Recently divorced, middle-aged and generally down on his luck, Ezekiel Cooper doesn’t know where he’s going when he packs up his loyal dog, Tucker, and leaves his hometown of Clayton, Tennessee. Zeke just knows he’s running—running from memories of his broken marriage, from his twin brother’s tragic death and from the many secrets that have shattered his family. Through the alternating, pitch-perfect voices of Zeke and his complicated mother Lillian, Alabama writer Amy Franklin-Willis tells the story of the Cooper family from the 1940s to the 1980s in The Lost Saints of Tennessee.
Lillian is a difficult woman—a mother who loves her five children, but can’t help but feel that they have derailed her dreams. Zeke is her golden child, the one she’s sure will get out of their small town and make something of himself. But things don’t exactly turn out as planned, and his time at the University of Virginia is cut short. Then his brother’s mysterious death changes everything. Eventually, Zeke finds himself back in Virginia, with his mother’s cousins Georgia and Osborne, trying to reclaim his life, his sanity and his family.
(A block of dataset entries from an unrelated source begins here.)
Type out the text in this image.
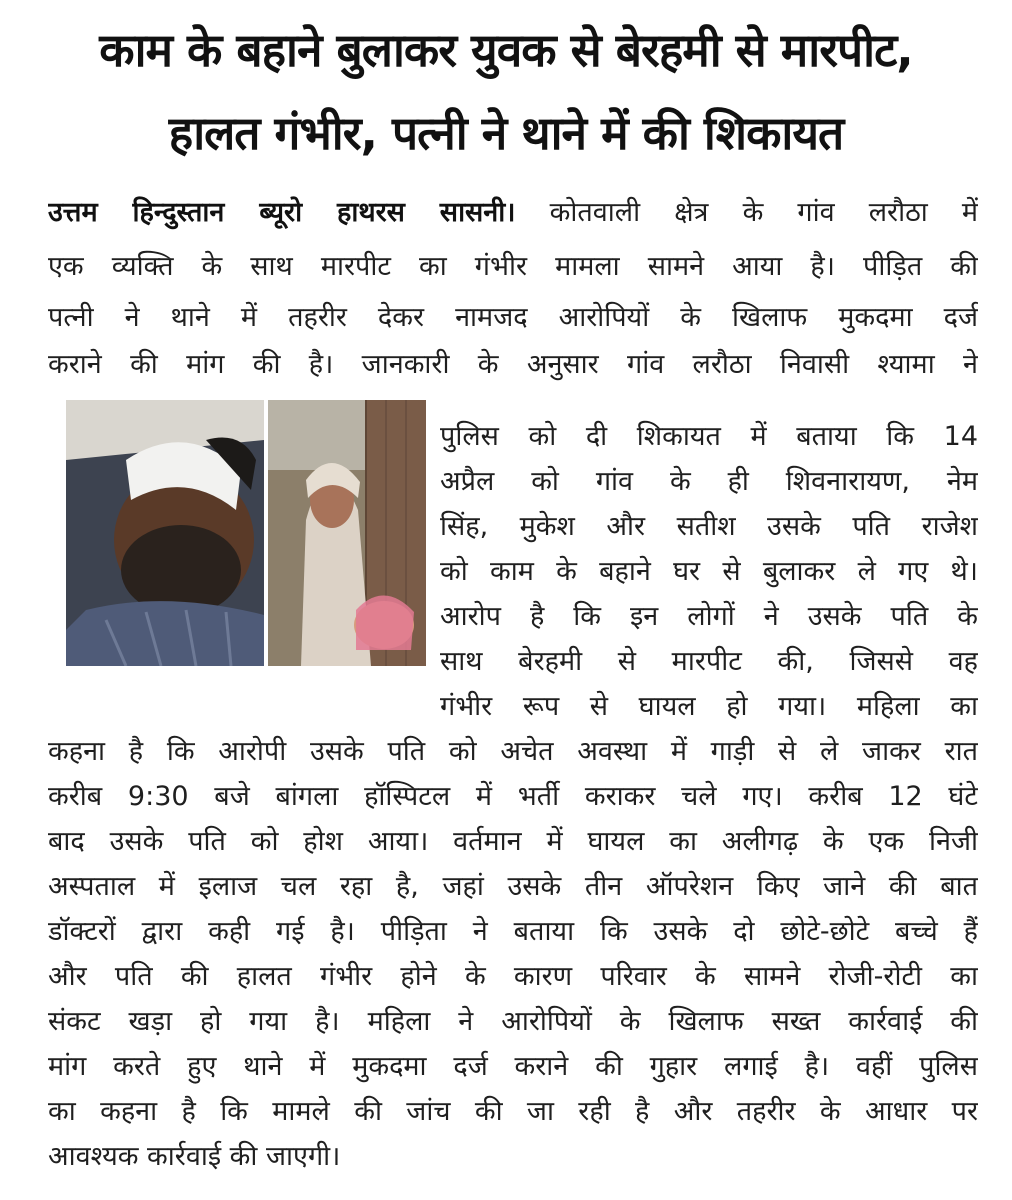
काम के बहाने बुलाकर युवक से बेरहमी से मारपीट,
हालत गंभीर, पत्नी ने थाने में की शिकायत

उत्तम हिन्दुस्तान ब्यूरो हाथरस सासनी। कोतवाली क्षेत्र के गांव लरौठा में

एक व्यक्ति के साथ मारपीट का गंभीर मामला सामने आया है। पीड़ित की

पत्नी ने थाने में तहरीर देकर नामजद आरोपियों के खिलाफ मुकदमा दर्ज

कराने की मांग की है। जानकारी के अनुसार गांव लरौठा निवासी श्यामा ने

पुलिस को दी शिकायत में बताया कि 14

अप्रैल को गांव के ही शिवनारायण, नेम

सिंह, मुकेश और सतीश उसके पति राजेश

को काम के बहाने घर से बुलाकर ले गए थे।

आरोप है कि इन लोगों ने उसके पति के

साथ बेरहमी से मारपीट की, जिससे वह

गंभीर रूप से घायल हो गया। महिला का

कहना है कि आरोपी उसके पति को अचेत अवस्था में गाड़ी से ले जाकर रात

करीब 9:30 बजे बांगला हॉस्पिटल में भर्ती कराकर चले गए। करीब 12 घंटे

बाद उसके पति को होश आया। वर्तमान में घायल का अलीगढ़ के एक निजी

अस्पताल में इलाज चल रहा है, जहां उसके तीन ऑपरेशन किए जाने की बात

डॉक्टरों द्वारा कही गई है। पीड़िता ने बताया कि उसके दो छोटे-छोटे बच्चे हैं

और पति की हालत गंभीर होने के कारण परिवार के सामने रोजी-रोटी का

संकट खड़ा हो गया है। महिला ने आरोपियों के खिलाफ सख्त कार्रवाई की

मांग करते हुए थाने में मुकदमा दर्ज कराने की गुहार लगाई है। वहीं पुलिस

का कहना है कि मामले की जांच की जा रही है और तहरीर के आधार पर

आवश्यक कार्रवाई की जाएगी।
In her powerful debut, Franklin-Willis expertly crafts a Southern novel that stands with genre classics like The Prince of Tides and Bastard out of Carolina. The Lost Saints of Tennessee is a measured, slow-burning book, with complex, compelling characters and secrets that reveal themselves slowly. A beautiful novel from a talented new author, The Lost Saints of Tennessee proves that in great literature, as in life, we must always expect the unexpected.